The result of this is that my wife and I have a great deal to do to clear up her affairs. This is not made any easier by my wife's health not being that good, and having poor mobility.
It is important that I can support my wife through this difficult time. I have therefore decided that I won't be doing any further work on the site until after the funeral.
The picture below seems ever more likely to sum up the future.
It gets worse.
Now we have our Transport Secretary appointing at a cost of £14 million a company to provide ferry services between Ramsgate and Oostende that has:
Nobody with experience of being a mariner;
No insurance (and Lloyd's of London will not provide marine insurance);
Most of its website consists of terms and conditions that were copied and pasted from a fast food delivery website.
However, Mr Grayling assures us how it is right to support a start up company that is British.
I presume the owners of this company have bought a copy of Ship Simulator (the program is based on Flight Simulator FS10). Once they can do Ship Simulator, no doubt they will go down to the ship shop and buy a number of roll-on-roll-off ferries. I have an imaginary airline called Pork-Air which I have used on my Flight Simulator 9, barging in on large aerodromes in a manner that is most unairmanlike. I might go down to the aeroplane shop and buy myself a C130 Hercules, or an Airbus A300 M (aka a Grizzly) and start lugging freight about the world.
I write fiction (who said this site is a work of fiction?) much of which is, shall we say, not exactly award-winning literature. (Forty five years ago, Mr Bowen, my English teacher, did not rate my story-telling efforts at all highly.) But if I wrote a story based on this, people would rightly say that I have completely lost the plot.
As is the verdict of the Great Drone Chase at Gatwick.
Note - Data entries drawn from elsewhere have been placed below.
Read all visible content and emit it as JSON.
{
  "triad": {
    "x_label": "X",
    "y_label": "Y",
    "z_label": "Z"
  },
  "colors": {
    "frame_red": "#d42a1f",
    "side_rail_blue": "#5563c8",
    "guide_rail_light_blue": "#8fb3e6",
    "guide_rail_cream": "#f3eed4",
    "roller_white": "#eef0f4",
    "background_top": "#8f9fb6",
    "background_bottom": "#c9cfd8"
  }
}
Apparently most of the sightings were of the police drone that was in action above the airfield. What is NOT funny is what happened to two people who were arrested and identified by the press (including the Daily Telegraph), and later whose innocence was proved beyond all doubt. In their own words, "they were violated". I hope they get a large compensation payout. And it was not funny for the many tens of thousands whose travel plans were disrupted.
I suspect that there will be a lot of backsides being kicked at junior level in the Sussex Constabulary. The senior bottoms that should get kicked will go scot-free, and may even get a bonus.
Just as strange is Mr Gove who has announced at an agricultural conference that food prices will go up and that small farmers will suffer a lot because of Brexit. Well, well, an outbreak of truth for a change - or has he flipped? Perhaps if Mr Gove had said this three years ago, we would not be in the position we are today.
I have often said that if a teacher approached his or her job with the same casual incompetence as Mr Grayling does, he or she would be on a fast-track dismissal process. For him to say, "We like to support a new British start-up" is akin to a pupil who has bombed out in a mock exam saying to his or her teacher, "Somebody has got to come last". Added to that there is a range of casual indolence, casual incompetence, casual irresponsibility, casual immaturity, and casual ignorance. It is as if these vices are considered "cool" by the present government, in the same way as wilfully underachieving Year 10 pupils.
It is ironic indeed that some years ago, the current Prime Minister described the Conservative Party as "The Nasty Party". What is it now with the hostile environment set up by Mrs May when she was Home Secretary? And that environment has spread to every department. "The Nastiest Party" seems the least offensive way of describing it.